How to Fix Mortgage Rates
Most of us don’t have the kind of cash necessary to buy or fix up a home available at our disposal. That’s where a mortgage comes into play. Whether you’re buying your first home, making improvements to one or looking to invest in a rental or vacation spot, your next mortgage can help make your goals a reality.
To get there, though, it’s crucial to get the best possible mortgage rate. The rate and terms of your mortgage matter, since these factors can dramatically impact the total amount you spend. Lower your rate by a percentage point or two, and you’ll save thousands in interest over the course of the loan.

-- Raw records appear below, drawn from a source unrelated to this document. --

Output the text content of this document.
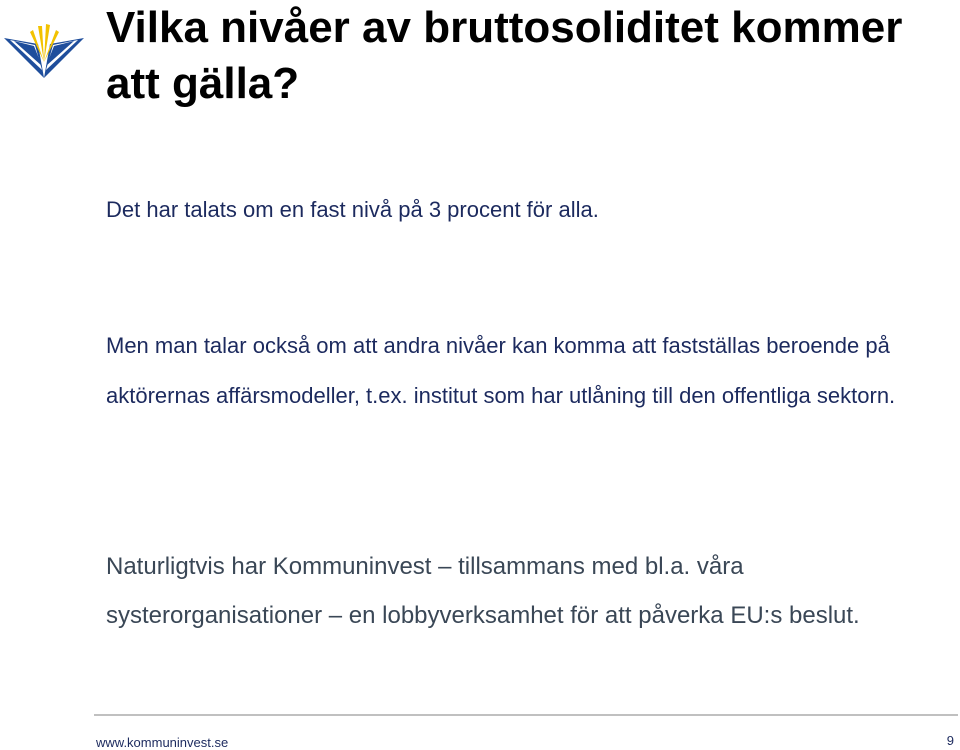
Vilka nivåer av bruttosoliditet kommer att gälla?

Det har talats om en fast nivå på 3 procent för alla.

Men man talar också om att andra nivåer kan komma att fastställas beroende på aktörernas affärsmodeller, t.ex. institut som har utlåning till den offentliga sektorn.

Naturligtvis har Kommuninvest – tillsammans med bl.a. våra systerorganisationer – en lobbyverksamhet för att påverka EU:s beslut.

www.kommuninvest.se	9
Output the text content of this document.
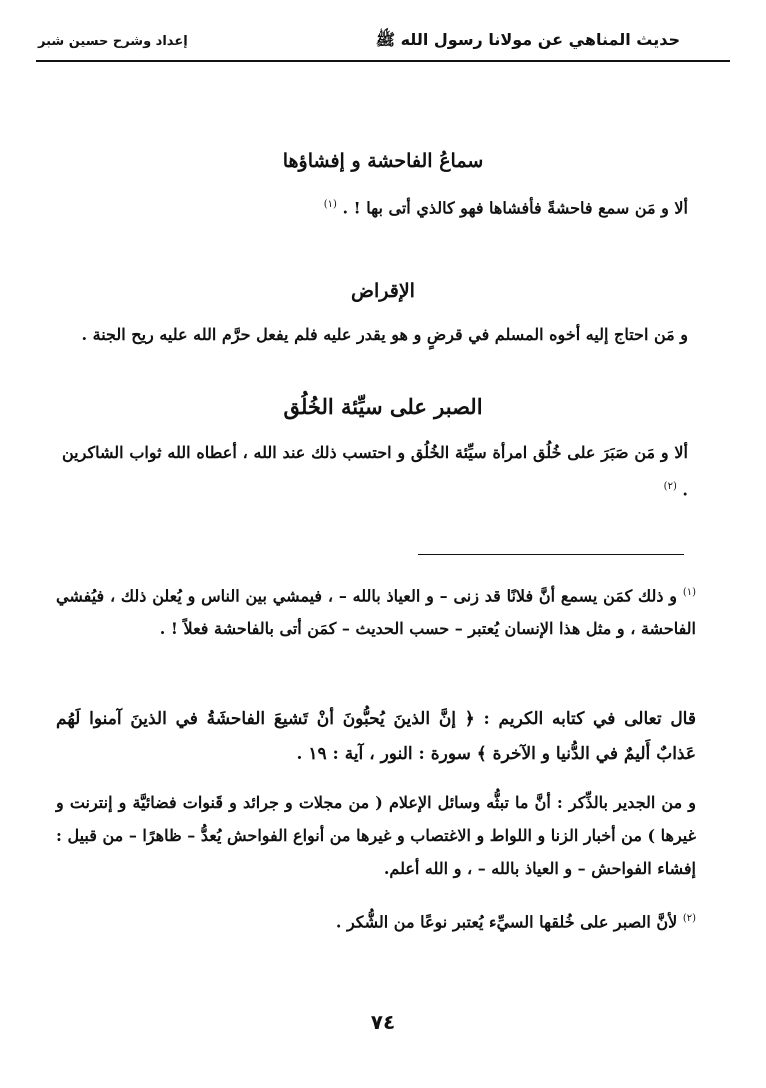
حديث المناهي عن مولانا رسول الله ﷺ
إعداد وشرح حسين شبر
سماعُ الفاحشة و إفشاؤها
ألا و مَن سمع فاحشةً فأفشاها فهو كالذي أتى بها ! . $^{(١)}$
الإقراض
و مَن احتاج إليه أخوه المسلم في قرضٍ و هو يقدر عليه فلم يفعل حرَّم الله عليه ريح الجنة .
الصبر على سيِّئة الخُلُق
ألا و مَن صَبَرَ على خُلُق امرأة سيِّئة الخُلُق و احتسب ذلك عند الله ، أعطاه الله ثواب الشاكرين . $^{(٢)}$
$^{(١)}$ و ذلك كمَن يسمع أنَّ فلانًا قد زنى – و العياذ بالله – ، فيمشي بين الناس و يُعلن ذلك ، فيُفشي الفاحشة ، و مثل هذا الإنسان يُعتبر – حسب الحديث – كمَن أتى بالفاحشة فعلاً ! .
قال تعالى في كتابه الكريم : ﴿ إنَّ الذينَ يُحبُّونَ أنْ تَشيعَ الفاحشَةُ في الذينَ آمنوا لَهُم عَذابٌ أَليمٌ في الدُّنيا و الآخرة ﴾ سورة : النور ، آية : ١٩ .
و من الجدير بالذِّكر : أنَّ ما تبثُّه وسائل الإعلام ( من مجلات و جرائد و قَنوات فضائيَّة و إنترنت و غيرها ) من أخبار الزنا و اللواط و الاغتصاب و غيرها من أنواع الفواحش يُعدُّ – ظاهرًا – من قبيل : إفشاء الفواحش – و العياذ بالله – ، و الله أعلم.
$^{(٢)}$ لأنَّ الصبر على خُلقها السيِّء يُعتبر نوعًا من الشُّكر .
٧٤
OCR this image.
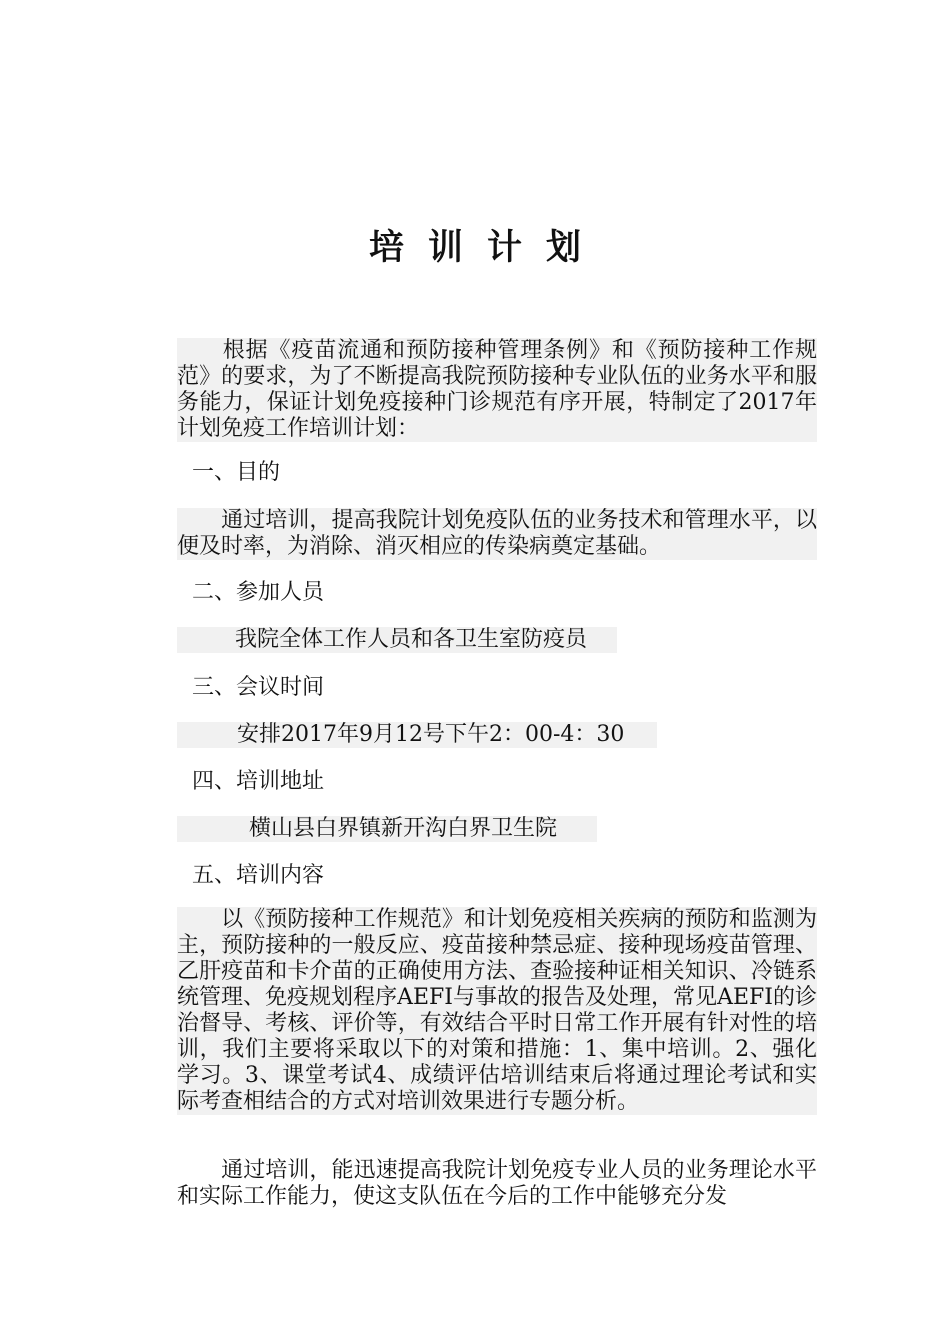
培训计划

　　根据《疫苗流通和预防接种管理条例》和《预防接种工作规范》的要求，为了不断提高我院预防接种专业队伍的业务水平和服务能力，保证计划免疫接种门诊规范有序开展，特制定了2017年计划免疫工作培训计划：

一、目的

　　通过培训，提高我院计划免疫队伍的业务技术和管理水平，以便及时率，为消除、消灭相应的传染病奠定基础。

二、参加人员

我院全体工作人员和各卫生室防疫员

三、会议时间

安排2017年9月12号下午2：00-4：30

四、培训地址

横山县白界镇新开沟白界卫生院

五、培训内容

　　以《预防接种工作规范》和计划免疫相关疾病的预防和监测为主，预防接种的一般反应、疫苗接种禁忌症、接种现场疫苗管理、乙肝疫苗和卡介苗的正确使用方法、查验接种证相关知识、冷链系统管理、免疫规划程序AEFI与事故的报告及处理，常见AEFI的诊治督导、考核、评价等，有效结合平时日常工作开展有针对性的培训，我们主要将采取以下的对策和措施：1、集中培训。2、强化学习。3、课堂考试4、成绩评估培训结束后将通过理论考试和实际考查相结合的方式对培训效果进行专题分析。

　　通过培训，能迅速提高我院计划免疫专业人员的业务理论水平和实际工作能力，使这支队伍在今后的工作中能够充分发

Get the appropriate mortgage
Mortgages have either fixed interest rates or adjustable rates. Fixed-rate mortgages lock you into a consistent interest rate that you’ll pay over the life of the loan. The part of your mortgage payment that goes toward principal plus interest remains constant throughout the loan term, though insurance, property taxes and other costs may fluctuate.
The interest rate on an adjustable-rate mortgage can change over time. An ARM usually begins with an introductory period of 10, seven, five or three years (or even one year), during which your interest rate holds steady. After that, the rate may change periodically.

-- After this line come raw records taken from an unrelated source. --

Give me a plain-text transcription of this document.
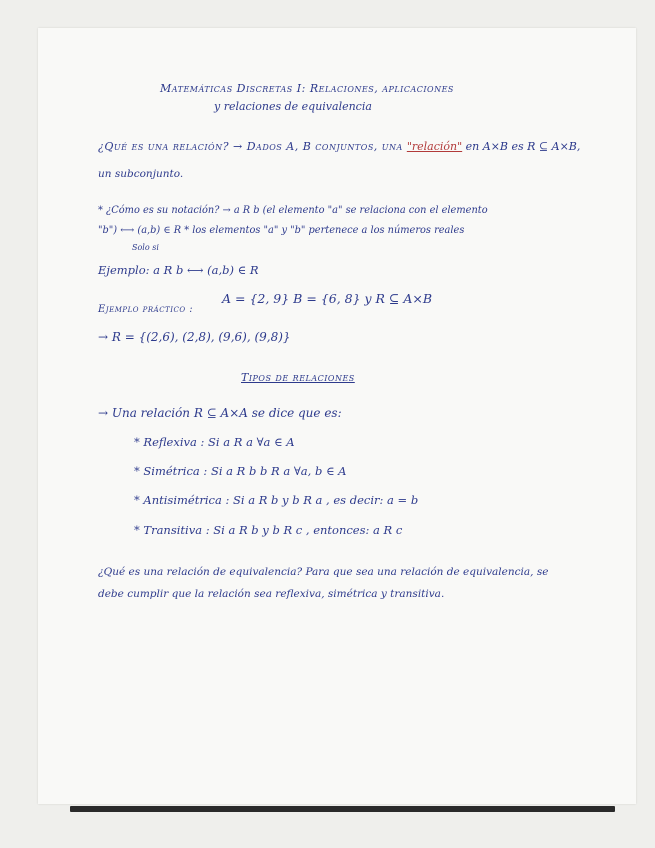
Matemáticas Discretas I: Relaciones, aplicaciones
y relaciones de equivalencia
¿Qué es una relación? → Dados A, B conjuntos, una "relación" en A×B es R ⊆ A×B,
un subconjunto.
* ¿Cómo es su notación? → a R b (el elemento "a" se relaciona con el elemento
"b") ⟷ (a,b) ∈ R * los elementos "a" y "b" pertenece a los números reales
Solo si
Ejemplo: a R b ⟷ (a,b) ∈ R
Ejemplo práctico :
A = {2, 9} B = {6, 8} y R ⊆ A×B
→ R = {(2,6), (2,8), (9,6), (9,8)}
Tipos de relaciones
→ Una relación R ⊆ A×A se dice que es:
* Reflexiva : Si a R a ∀a ∈ A
* Simétrica : Si a R b b R a ∀a, b ∈ A
* Antisimétrica : Si a R b y b R a , es decir: a = b
* Transitiva : Si a R b y b R c , entonces: a R c
¿Qué es una relación de equivalencia? Para que sea una relación de equivalencia, se
debe cumplir que la relación sea reflexiva, simétrica y transitiva.
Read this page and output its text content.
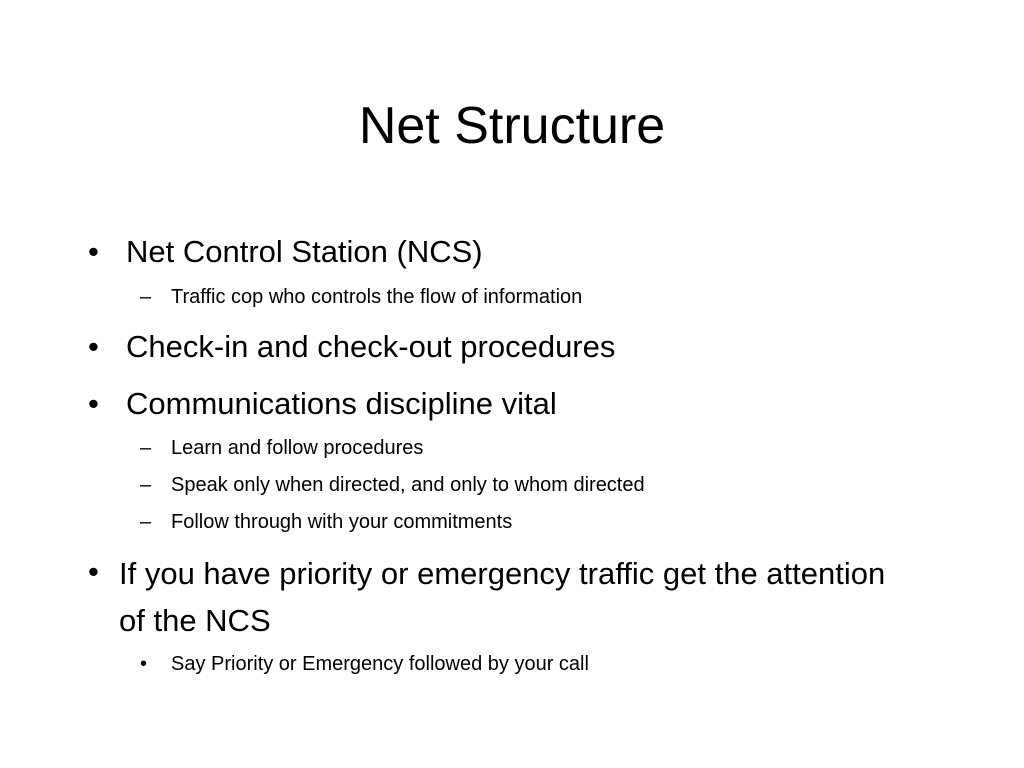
Net Structure
• Net Control Station (NCS)
– Traffic cop who controls the flow of information
• Check-in and check-out procedures
• Communications discipline vital
– Learn and follow procedures
– Speak only when directed, and only to whom directed
– Follow through with your commitments
• If you have priority or emergency traffic get the attention of the NCS
• Say Priority or Emergency followed by your call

Save for a bigger down payment
When you make a small down payment on a home, the lender considers you a higher-risk borrower than someone who makes a larger down payment. One place where you’ll see lenders account for this risk is with private mortgage insurance. If you put down less than 20% on a conventional loan, you’ll usually have to pay private mortgage insurance premiums. Until you have enough equity to cancel it, private mortgage insurance will affect you the same way a higher interest rate would: by increasing your monthly payment and your total borrowing costs.

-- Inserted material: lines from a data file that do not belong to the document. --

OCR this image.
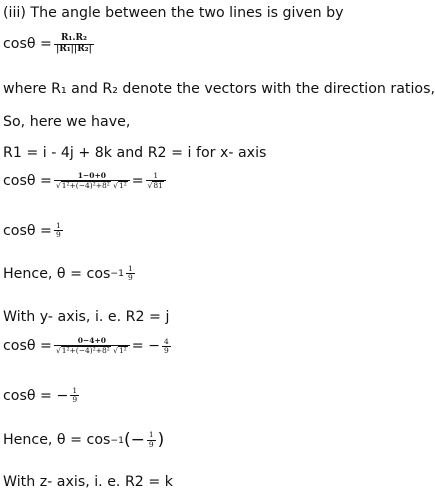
(iii) The angle between the two lines is given by
$\cos\theta = \frac{\text{R₁.R₂}}{\text{|R₁||R₂|}}$
where R₁ and R₂ denote the vectors with the direction ratios,
So, here we have,
R1 = i - 4j + 8k and R2 = i for x- axis
$\cos\theta = \frac{1-0+0}{\text{√1²+(−4)²+8² √1²}} = \frac{1}{√81}$
$\cos\theta = \frac{1}{9}$
Hence, $\theta = \cos -1 \frac{1}{9}$
With y- axis, i. e. R2 = j
$\cos\theta = \frac{0-4+0}{\text{√1²+(−4)²+8² √1²}}$ = − $\frac{4}{9}$
cosθ = − $\frac{1}{9}$
Hence, θ = cos −1 (− $\frac{1}{9}$ )
With z- axis, i. e. R2 = k
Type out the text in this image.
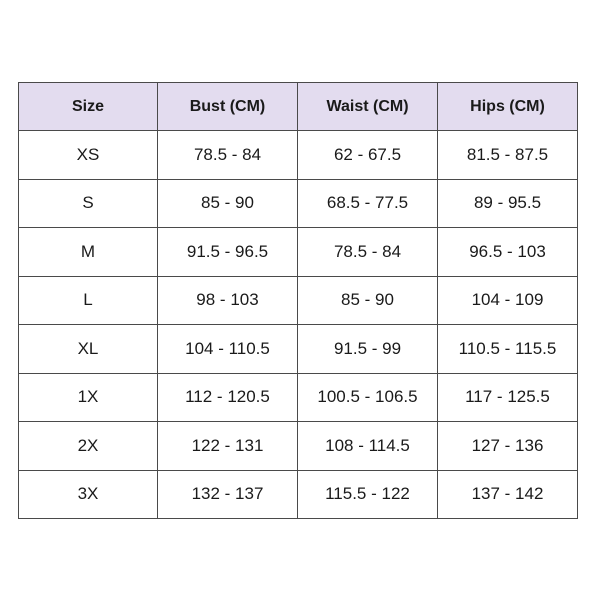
Size	Bust (CM)	Waist (CM)	Hips (CM)
XS	78.5 - 84	62 - 67.5	81.5 - 87.5
S	85 - 90	68.5 - 77.5	89 - 95.5
M	91.5 - 96.5	78.5 - 84	96.5 - 103
L	98 - 103	85 - 90	104 - 109
XL	104 - 110.5	91.5 - 99	110.5 - 115.5
1X	112 - 120.5	100.5 - 106.5	117 - 125.5
2X	122 - 131	108 - 114.5	127 - 136
3X	132 - 137	115.5 - 122	137 - 142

Saving up for a bigger down payment can help you avoid PMI altogether. Even if you can’t put 20% down, you can pay less for PMI with a larger down payment. On top of that, a larger down payment can actually get you a lower interest rate.
Improve your credit score
A lower credit score won’t automatically bar you from getting a loan, but it can be the difference between getting the lowest possible rate and being hit with more costly borrowing terms. The best mortgage rates go to borrowers with the highest credit scores. In general, the more confident the lender is in your ability to repay on time, the lower the interest rate they’ll offer.
To improve your score, pay your bills on time and pay down or eliminate those credit card balances. If you must carry a balance, make sure it’s no more than 20 percent to 30 percent of your available credit limit. Also, check your credit score and report regularly and look for any mistakes on your report. If you find any errors, work to clean them up before applying for a mortgage.